New numbers show that, after almost eight months in business, the Loop Trolley’s ridership revenue is lagging far behind original estimates, as it operates under a limited schedule and without one of its three cars. It’s only the latest in a long string of disappointments for the seemingly cursed project.
With so much public money in this project, the public needs to know why these streetcars aren’t generating anywhere near their projected income, and what trolley officials are going to do about it.
As anyone who has followed the almost-10-year-long saga knows, the trolley project has had such rotten luck throughout its history that it’s tempting to believe some higher celestial power just doesn’t want those vintage streetcars clanging along Delmar Boulevard.
The $51 million, 2.2-mile track was plagued by funding controversy and construction delays, which in turn hurt businesses along the torn-up route. Snow pushed back its opening last November. When it finally did open, its first official run was marred by random gunfire. It has hit parked cars, and one vehicle has hit a trolley car.
And now the umpteenth shoe to drop: Half a year in, it’s making less money — far less — than originally projected. As the Post-Dispatch’s Mark Schlinkmann reports, new statistics show that since the trolley’s Nov. 16 opening, it has sold just 11,364 tickets, with farebox revenue of $22,283.
How bad is that? Trolley officials in 2017 projected annual fare revenue of more than $394,000, a monthly average of about $32,000; the actual monthly average so far is about $3,100. Far fewer people have ridden, in total, since November than were once projected to ride every month.
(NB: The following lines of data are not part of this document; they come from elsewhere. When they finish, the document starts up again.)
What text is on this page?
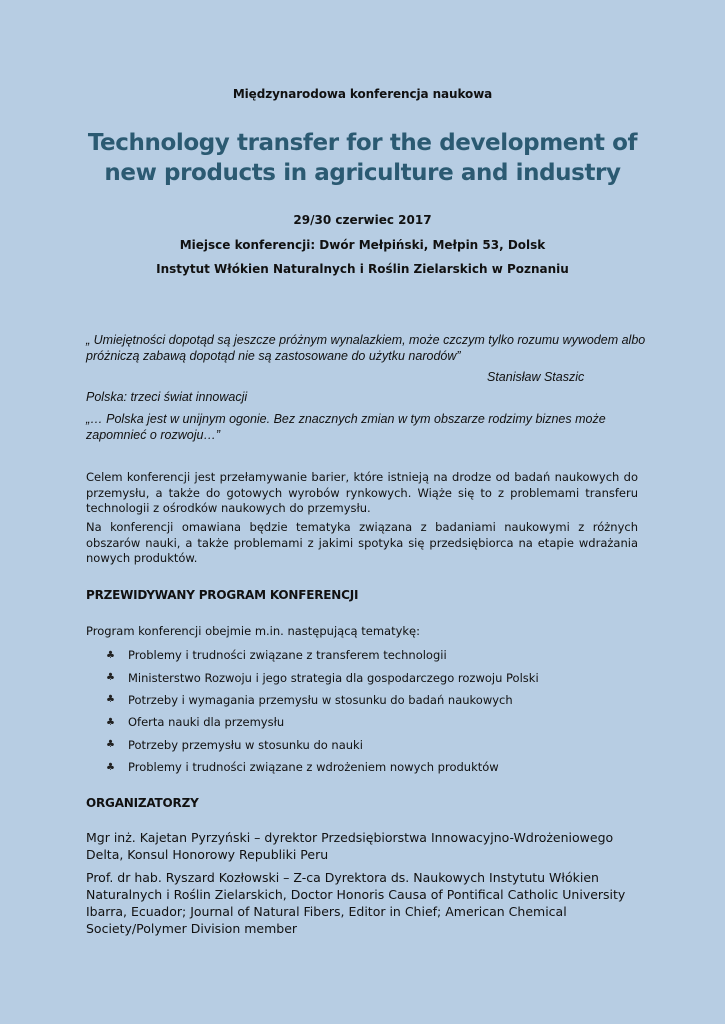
Międzynarodowa konferencja naukowa
Technology transfer for the development of new products in agriculture and industry
29/30 czerwiec 2017
Miejsce konferencji: Dwór Mełpiński, Mełpin 53, Dolsk
Instytut Włókien Naturalnych i Roślin Zielarskich w Poznaniu
„ Umiejętności dopotąd są jeszcze próżnym wynalazkiem, może czczym tylko rozumu wywodem albo próżniczą zabawą dopotąd nie są zastosowane do użytku narodów”
Stanisław Staszic
Polska: trzeci świat innowacji
„… Polska jest w unijnym ogonie. Bez znacznych zmian w tym obszarze rodzimy biznes może zapomnieć o rozwoju…”
Celem konferencji jest przełamywanie barier, które istnieją na drodze od badań naukowych do przemysłu, a także do gotowych wyrobów rynkowych. Wiąże się to z problemami transferu technologii z ośrodków naukowych do przemysłu.
Na konferencji omawiana będzie tematyka związana z badaniami naukowymi z różnych obszarów nauki, a także problemami z jakimi spotyka się przedsiębiorca na etapie wdrażania nowych produktów.
PRZEWIDYWANY PROGRAM KONFERENCJI
Program konferencji obejmie m.in. następującą tematykę:
♣	Problemy i trudności związane z transferem technologii
♣	Ministerstwo Rozwoju i jego strategia dla gospodarczego rozwoju Polski
♣	Potrzeby i wymagania przemysłu w stosunku do badań naukowych
♣	Oferta nauki dla przemysłu
♣	Potrzeby przemysłu w stosunku do nauki
♣	Problemy i trudności związane z wdrożeniem nowych produktów
ORGANIZATORZY
Mgr inż. Kajetan Pyrzyński – dyrektor Przedsiębiorstwa Innowacyjno-Wdrożeniowego Delta, Konsul Honorowy Republiki Peru
Prof. dr hab. Ryszard Kozłowski – Z-ca Dyrektora ds. Naukowych Instytutu Włókien Naturalnych i Roślin Zielarskich, Doctor Honoris Causa of Pontifical Catholic University Ibarra, Ecuador; Journal of Natural Fibers, Editor in Chief; American Chemical Society/Polymer Division member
Trolley officials say the difference is that those earlier projections were based on a planned seven-day-a-week schedule with three cars, and they’re only running four days a week with two cars because one is still being safety-tested. They say they need that third car before they can run seven days. That doesn’t make much sense on its face: Isn’t it better to make the service available as often as possible, even with fewer than the optimum number of cars?
And speaking of that third car: It was delivered in January — almost six months ago — but it can’t be put into service until it passes all its safety testing. This isn’t NASA; what kind of safety testing takes six months? There may be simple answers to these questions, but they certainly haven’t been conveyed to the riding public, nor to the taxpayers who have largely funded this nostalgic but expensive outing.
The idea has always been for the trolley to eventually be largely self-supporting. At the moment, it isn’t headed even remotely in that direction. The public needs to know why, and what’s going to be done to change that.